Predict the sales price for each house, based on a set of features.
The Ames Housing is the data set used in this project, which was compiled by Dean De Cock for data science education purposes.
Since this was one of the first kaggles we participated on we tried a little bit of everything. For this reason, this repository may have become a little messy so here's a description of the major achievements in each file:
- /Feature Engineer.py
- Dummy variables
- Forward Feature Selection using the R2
- Regression models: Ridge and Lasso
- /housePrices_onehotencoder.py
- Applying Onehot Encoding to the categorical features
- Building linear regression models with them.
- /houseprices.py
- Main data analysis.
- Plotting the correlation matrix.
- Feature selection by the correlation to the output and
- Using the top 3 to make a non-linear regression model.
- /PCA.py
- tried to apply PCA but the results were not ideal (will try again more thoroughly in the future)

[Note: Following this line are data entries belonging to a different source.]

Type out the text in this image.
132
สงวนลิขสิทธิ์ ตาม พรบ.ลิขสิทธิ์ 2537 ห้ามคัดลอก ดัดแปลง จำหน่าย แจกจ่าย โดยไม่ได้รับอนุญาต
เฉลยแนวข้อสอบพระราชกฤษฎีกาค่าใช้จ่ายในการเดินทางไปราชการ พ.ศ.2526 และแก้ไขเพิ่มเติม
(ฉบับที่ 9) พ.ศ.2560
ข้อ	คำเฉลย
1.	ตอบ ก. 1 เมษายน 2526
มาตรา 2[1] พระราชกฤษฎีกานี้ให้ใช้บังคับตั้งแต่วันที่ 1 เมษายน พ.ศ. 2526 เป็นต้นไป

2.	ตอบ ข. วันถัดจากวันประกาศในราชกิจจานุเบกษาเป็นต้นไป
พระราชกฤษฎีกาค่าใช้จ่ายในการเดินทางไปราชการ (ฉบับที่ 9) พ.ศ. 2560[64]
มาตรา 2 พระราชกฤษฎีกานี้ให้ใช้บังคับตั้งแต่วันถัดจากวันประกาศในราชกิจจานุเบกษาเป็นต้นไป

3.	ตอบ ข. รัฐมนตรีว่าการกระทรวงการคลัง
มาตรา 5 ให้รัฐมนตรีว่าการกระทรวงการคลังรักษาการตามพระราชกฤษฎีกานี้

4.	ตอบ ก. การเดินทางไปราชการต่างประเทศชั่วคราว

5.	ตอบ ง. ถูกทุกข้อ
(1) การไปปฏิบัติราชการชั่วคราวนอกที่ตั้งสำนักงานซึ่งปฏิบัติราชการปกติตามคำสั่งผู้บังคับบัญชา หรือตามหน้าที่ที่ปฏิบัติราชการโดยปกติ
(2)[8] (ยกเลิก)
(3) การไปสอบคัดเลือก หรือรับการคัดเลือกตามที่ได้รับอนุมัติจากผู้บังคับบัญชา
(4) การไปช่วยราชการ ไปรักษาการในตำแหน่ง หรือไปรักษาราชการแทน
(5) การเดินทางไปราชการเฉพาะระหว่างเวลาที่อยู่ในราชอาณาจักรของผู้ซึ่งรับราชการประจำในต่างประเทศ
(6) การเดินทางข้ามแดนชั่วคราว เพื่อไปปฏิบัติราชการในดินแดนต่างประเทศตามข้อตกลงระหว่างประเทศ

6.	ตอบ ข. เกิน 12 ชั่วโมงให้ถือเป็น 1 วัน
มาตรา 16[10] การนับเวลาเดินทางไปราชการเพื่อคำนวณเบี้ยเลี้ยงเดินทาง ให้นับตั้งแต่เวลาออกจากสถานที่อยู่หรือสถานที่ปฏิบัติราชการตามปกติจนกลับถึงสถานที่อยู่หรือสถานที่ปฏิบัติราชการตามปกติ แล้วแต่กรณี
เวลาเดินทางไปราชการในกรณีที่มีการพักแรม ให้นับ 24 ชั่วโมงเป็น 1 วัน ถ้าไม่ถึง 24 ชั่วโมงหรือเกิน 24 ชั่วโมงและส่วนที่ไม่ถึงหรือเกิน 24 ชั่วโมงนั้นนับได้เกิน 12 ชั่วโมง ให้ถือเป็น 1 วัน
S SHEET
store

- /src/backward_elimination.py
- Feature selection through Backward Elimination method using the p-value
- /src/feat_eng_and_SVR.py
- Support Vector Regressor
- /src/OHE_and_ElasticNet.py
- Elastic Net regression model
- /src/main
- main points in a concise and clear code
the code files in /src use the kaggle framework built to summarize the pre-processing part of the code in just a couple of lines, ideally in any Kaggle challenge. To use it for the first time you need to follow these quick steps:
- Clone the framework repository: https://github.com/AlexGomesDS/Kaggle_project_framework
- Add the folder /src in it to sys.path, for example, if you cloned to "C:\GIT\Kaggle_project_framework" run:
import sys
sys.path.append(r'C:\GIT\Kaggle_project_framework')